Editor,
This Saturday is International Women’s Day, except you would not know it.
“Anora,” the most insidious sexist, anti-female movie I have seen in a long time won multiple Academy Awards. The film ostensibly attempts to show how sex workers are objectified while overtly objectifying the main character. Anora, called Ani, is smart enough to know she should have worker’s compensation in her occupation but is too disenfranchised to realize that the selfish son of a Russian oligarch, Ivan, is using her for his own gratification.

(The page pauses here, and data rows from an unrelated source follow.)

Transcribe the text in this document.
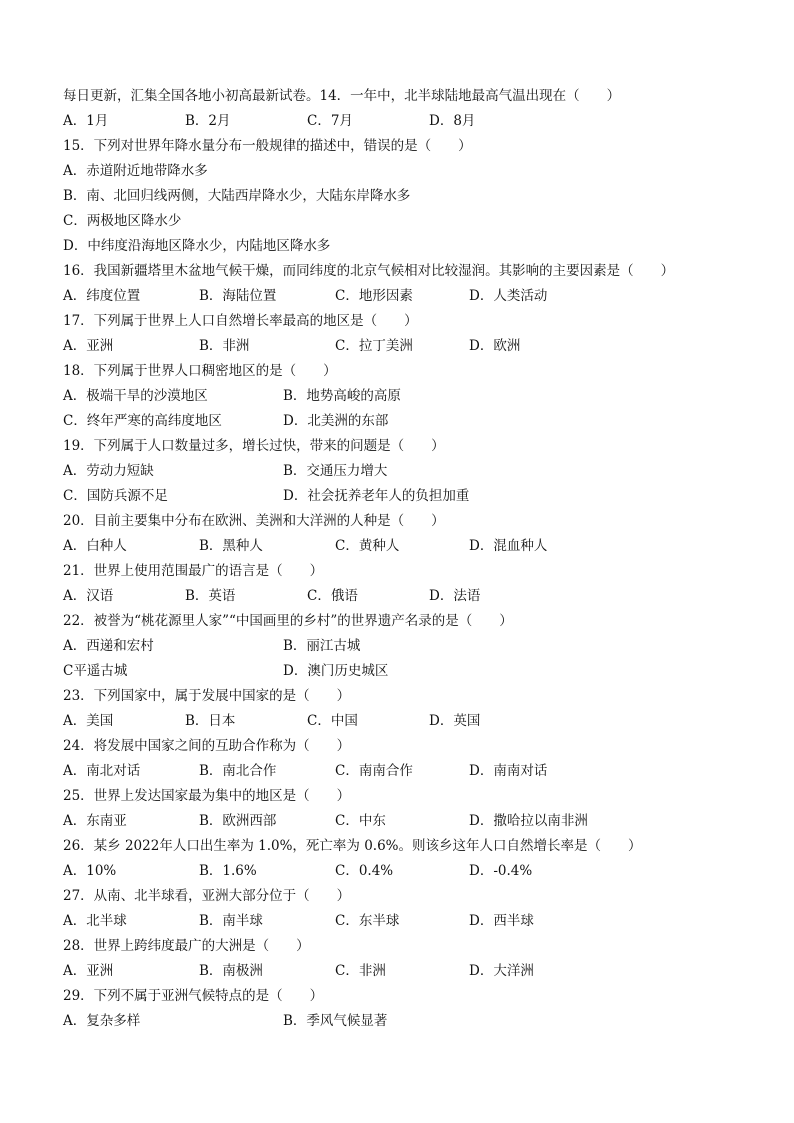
每日更新，汇集全国各地小初高最新试卷。14．一年中，北半球陆地最高气温出现在（　　）
A．1月	B．2月	C．7月	D．8月
15．下列对世界年降水量分布一般规律的描述中，错误的是（　　）
A．赤道附近地带降水多
B．南、北回归线两侧，大陆西岸降水少，大陆东岸降水多
C．两极地区降水少
D．中纬度沿海地区降水少，内陆地区降水多
16．我国新疆塔里木盆地气候干燥，而同纬度的北京气候相对比较湿润。其影响的主要因素是（　　）
A．纬度位置	B．海陆位置	C．地形因素	D．人类活动
17．下列属于世界上人口自然增长率最高的地区是（　　）
A．亚洲	B．非洲	C．拉丁美洲	D．欧洲
18．下列属于世界人口稠密地区的是（　　）
A．极端干旱的沙漠地区	B．地势高峻的高原
C．终年严寒的高纬度地区	D．北美洲的东部
19．下列属于人口数量过多，增长过快，带来的问题是（　　）
A．劳动力短缺	B．交通压力增大
C．国防兵源不足	D．社会抚养老年人的负担加重
20．目前主要集中分布在欧洲、美洲和大洋洲的人种是（　　）
A．白种人	B．黑种人	C．黄种人	D．混血种人
21．世界上使用范围最广的语言是（　　）
A．汉语	B．英语	C．俄语	D．法语
22．被誉为“桃花源里人家”“中国画里的乡村”的世界遗产名录的是（　　）
A．西递和宏村	B．丽江古城
C平遥古城	D．澳门历史城区
23．下列国家中，属于发展中国家的是（　　）
A．美国	B．日本	C．中国	D．英国
24．将发展中国家之间的互助合作称为（　　）
A．南北对话	B．南北合作	C．南南合作	D．南南对话
25．世界上发达国家最为集中的地区是（　　）
A．东南亚	B．欧洲西部	C．中东	D．撒哈拉以南非洲
26．某乡 2022年人口出生率为 1.0%，死亡率为 0.6%。则该乡这年人口自然增长率是（　　）
A．10%	B．1.6%	C．0.4%	D．-0.4%
27．从南、北半球看，亚洲大部分位于（　　）
A．北半球	B．南半球	C．东半球	D．西半球
28．世界上跨纬度最广的大洲是（　　）
A．亚洲	B．南极洲	C．非洲	D．大洋洲
29．下列不属于亚洲气候特点的是（　　）
A．复杂多样	B．季风气候显著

Sean Baker, director, obsessively provided us with countless soft porn scenes in which Ani bares nearly her entire body, presumably due to regulatory constraints, while dancing provocatively for the men that pay her for sex. When she speaks with her customers, her voice is oh-so-sweet but when she converses with her fellow sex workers, Ani dons a thick Brooklyn/Bronx accent to portray her uneducated upbringing.

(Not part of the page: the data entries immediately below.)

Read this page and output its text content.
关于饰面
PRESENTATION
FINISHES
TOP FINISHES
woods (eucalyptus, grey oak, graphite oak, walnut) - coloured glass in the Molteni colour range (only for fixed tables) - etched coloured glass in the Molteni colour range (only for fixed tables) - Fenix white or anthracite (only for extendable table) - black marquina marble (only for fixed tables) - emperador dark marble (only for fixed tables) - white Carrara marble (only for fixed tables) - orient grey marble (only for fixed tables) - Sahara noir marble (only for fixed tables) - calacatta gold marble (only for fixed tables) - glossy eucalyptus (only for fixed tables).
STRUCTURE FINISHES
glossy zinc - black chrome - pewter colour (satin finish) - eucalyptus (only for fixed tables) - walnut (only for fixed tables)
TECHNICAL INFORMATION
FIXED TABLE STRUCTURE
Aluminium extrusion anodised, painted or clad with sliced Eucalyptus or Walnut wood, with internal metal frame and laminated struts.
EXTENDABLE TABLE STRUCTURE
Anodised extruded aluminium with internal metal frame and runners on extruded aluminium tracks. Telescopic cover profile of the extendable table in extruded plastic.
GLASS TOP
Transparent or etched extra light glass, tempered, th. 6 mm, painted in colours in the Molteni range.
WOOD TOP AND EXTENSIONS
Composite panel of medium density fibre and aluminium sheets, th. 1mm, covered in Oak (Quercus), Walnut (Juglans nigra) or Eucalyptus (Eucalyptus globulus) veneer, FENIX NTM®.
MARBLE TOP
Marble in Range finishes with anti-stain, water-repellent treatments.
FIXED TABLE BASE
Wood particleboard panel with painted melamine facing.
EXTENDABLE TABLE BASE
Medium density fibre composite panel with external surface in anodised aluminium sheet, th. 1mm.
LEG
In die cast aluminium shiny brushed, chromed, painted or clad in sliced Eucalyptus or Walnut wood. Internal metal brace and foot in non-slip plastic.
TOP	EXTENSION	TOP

Ivan asked Ani to marry him because he is receiving the best sex ever and wants to be a U.S. citizen. We see that he is an alcoholic, a drug addict and so obviously self-involved. Ivan and Ani galavant around New York drinking and drugging and we see Ani’s over-the-top suggestive outfits revealing various parts of her body. When they are at home in Ivan’s parents’ New York mansion, a couple of shots depict Ivan playing his video games while Ani yearns for attention. The only way she secures his attention is by initiating sex. The sex scenes between them are completely devoid of Ani’s pleasure.
Throughout the movie, Ani just cannot discern who her allies are, including a Russian hit man, Igor, who is kind to her while Ivan’s family forces her, with a $10,00 reward, to annul her Las Vegas marriage to Ivan. When his parents catch up to the wayward Ivan, he tells Ani that she is stupid and that of course, they must get an annulment.
If there is any group of women in the world, it is sex workers who acutely understand the difference between sex and love. They engage in loveless sex every day for their income. Sean Baker uses actor Mikey Madison, who plays Ani, the same way Ivan uses Ani to objectify her and further the message that sex workers are unintelligent, unwise, foolish and weak. Shame on you, Sean Baker, for obfuscating your sexist script as a Cinderella story. During your speech at the Academy Awards, you urged people to support independent movies. I paid $10 to sit in Anora for over two hours to be enormously offended and enraged and I want my money back.